Lawn pests are common and they can take away from the health of your yard if not treated and controlled early on. But, the very first step to dealing with lawn pests is to figure out what ails your yard or rather recognize them and thus prevent their infestation from growing.
Common Lawn Pests
If you find fruit, plants or leaves munched on then it could very well be Japanese beetles infesting your yard or garden. A sure sign of such an infestation is skeletonized leaves. They usually attack around the months of June and begin from the top of foliage down to the very last leaf near the base. They use the soil to lay eggs which turn the soil white in those areas. Start searching for browning patches or white sporadic spots during the mid-spring, which is when the grubs arise.
If your grass turns reddish-brown or yellow in color, then you have a chinch bug infestation. These critters can be difficult to spot early on as they feed on just about all types of grasses and are known to suck the life out of grass, injecting toxin in the process that loosens the roots.
These are the most devastating of all pests and are commonly found residing in the Southeast.
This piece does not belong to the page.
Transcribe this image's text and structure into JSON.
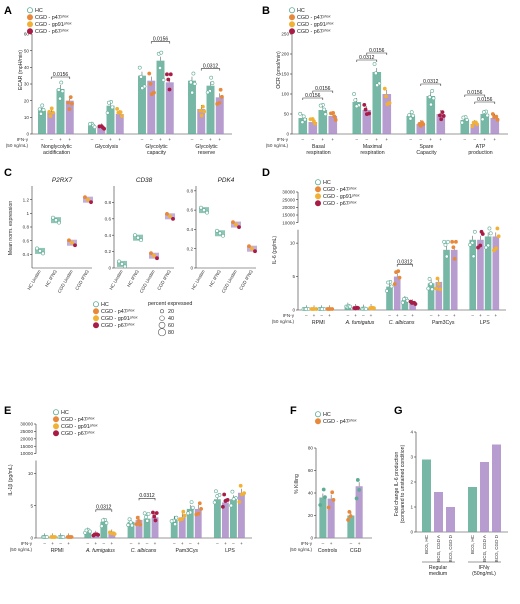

They tunnel through the soil and eat through decaying matter, insects, shoots, roots – just about anything in their path. A lawn that has mole crickets will tend to show brown patches sporadically with the soil feeling somewhat spongy. Tell-tale signs of such an infestation are small tunnels under the soil and dying grass. Treatment is usually the use of insecticides.
European Crane Fly
Found residing mostly in the North-western parts of the country, the European Crane Fly looks like a larger mosquito. Their larvae hatch and fall on the ground feeding on grass roots through winter. The damage they do is visible only in spring. Instead of a lush green outgrowth, you are left with stale grass. If you find grass missing or yellowing as spring approaches, then it is definitely the European Crane Fly.
Getting rid of lawn bugs requires chemicals and insecticides. But first try non-invasive methods and cures before opting for insecticides. Reducing water or fertilizer use can have just as positive an impact as insecticides. Aerate your lawn, mower regularly and water as much as is needed – these are the keys to prevent pests in the first place.